Monday, Jul. 18, 1977

Removing the Italian Welcome Mat

The notice posted at Italy's stately Park Avenue consulate general in New York was harsh: "Owing to the saturation of Italian universities, the Italian authorities have decided to suspend all enrollments of foreign citizens for the academic years 1977-78 and 1978-79." Similarly blunt notices appeared at Italian consulates worldwide. The announcement two weeks ago set off a barrage of angry, incredulous calls from parents of many of the 10,000 or so students, in nearly 100 countries, who are studying Italian in order to enter one of Italy's universities this fall.

Last week the protests were continuing unabated. In Athens the Parents" Committee of Greek Candidate-Students and Students in Italy staged a demonstration in front of the Greek foreign ministry. "Our kids were psychologically prepared for Italy," fumed Athens pharmacist Evangellos Roussos, president of the committee. "They not only studied Italian, but attended cultural courses. It's inhuman to do this to them." Other parents and students are flying to Italy to protest in person. "The timing of the ban came as a total and complete shock," says Albert Schrager, 54, whose nonprofit Italo-American Medical Education Foundation has for five years shepherded American medical students into Italian med schools and invited Italian doctors to do research in the U.S.

Soaring Enrollment. The crisis in the Italian universities derived partly from the student rebellion in the spring of 1968, when young radicals took to the streets to demand abolition of the traditional admissions process that favored the well-schooled children of the middle and upper classes. Bowing to the students' pressure, the government threw open its state-run universities to anyone wishing to enroll. The sole requirements: a yearly tax of $70 and, for foreign students, a working knowledge of Italian. Since then the number of foreigners has swelled to some 50,000, adding to the swarms of working-class students taking advantage of the new opportunity. At Rome University, for example, enrollment has soared from 88,757 in the 1970-71 academic year to 134,476 in the current year.

The overcrowding has troubled both the universities and the cities that house them. Student violence closed Rome University for eight weeks during the past academic year. Some unemployed university graduates--who account for about 350,000 of Italy's 1 million youthful unemployed--have joined in the terrorism of groups like the "Red Brigades" (TIME, July 4).

Hardest hit by the prospective ban are the Greeks, with an estimated 14,000 students in Italian universities and 1,500 scheduled to arrive this fall. About 1,500 U.S. students are currently on campuses, with another 450 planning to enroll, 75% of them would-be doctors. Rejected by the 116 highly selective U.S. medical schools, which accepted only 15,000 applicants last year out of about 40,000. these Americans have been converging on Italy in hopes of doing well enough during the required six-year Italian stint to transfer to a school back home. "We would all have preferred to go to an American medical school," admits Steve Husecki, 26. a graduate of Indiana University now studying at Rome University. "It's a long way to come, and you have to learn another language and cope with another culture."

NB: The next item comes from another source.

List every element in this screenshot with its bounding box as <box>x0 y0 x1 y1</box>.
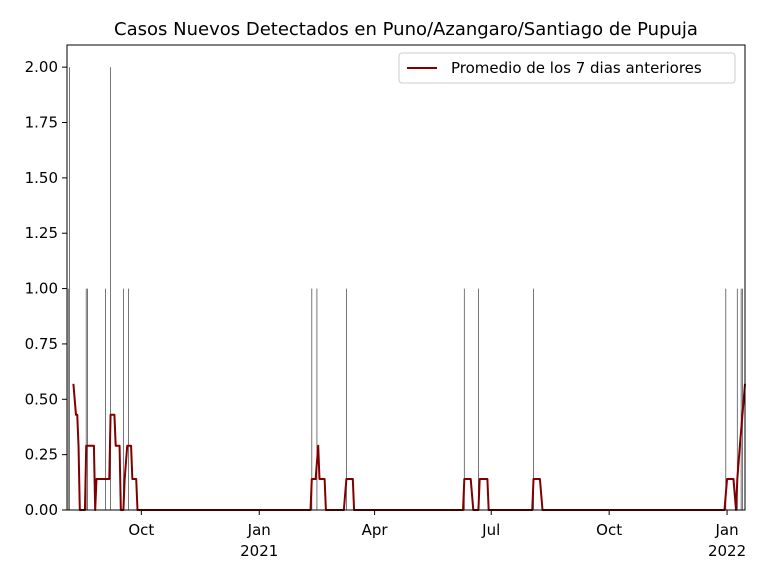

Only Hope. To some of the Americans planning to enroll this fall. Italy is the only hope. One such group, 105 students under the auspices of the Italo-American foundation, flew to Perugia last week in the face of the ban. Each had paid $4,600 for air fare, a summer course in Italian at Perugia, and counseling services. Although offered the opportunity to withdraw from the program, all 105 decided to see it through. Says Marty Bergman. 22. an Oberlin graduate who was turned down by 23 U.S. medical schools but has been accepted by the University of L'Aquila: "We believe--we don't know yet--that we're considered to be an exchange group and that the new order does not include exchange students." Adds Mary di Giogia, 21, who just graduated from St. Peter's College in Jersey City, N.J.: "I think the directive was aimed at those students who go to Italy and don't study but just live there and sometimes cause trouble. We intend to go and study."

There is still some hope that the ban will be modified. Many Italian politicians and educators are afraid that the new policy will hurt the study of Italian culture. Some educators even propose to ignore it. The government may in fact be softening its stand. According to an education ministry spokesman, the final law "will take into account the bilateral agreements between Italy and other countries."

Those students already in the country are also feeling decidedly unwanted, even though the ban affects only newcomers. Since the ruling was announced, Greek. Arabic. Spanish and Iranian graffiti have blossomed on university walls at Bologna. The message: WE WANT TO STAY.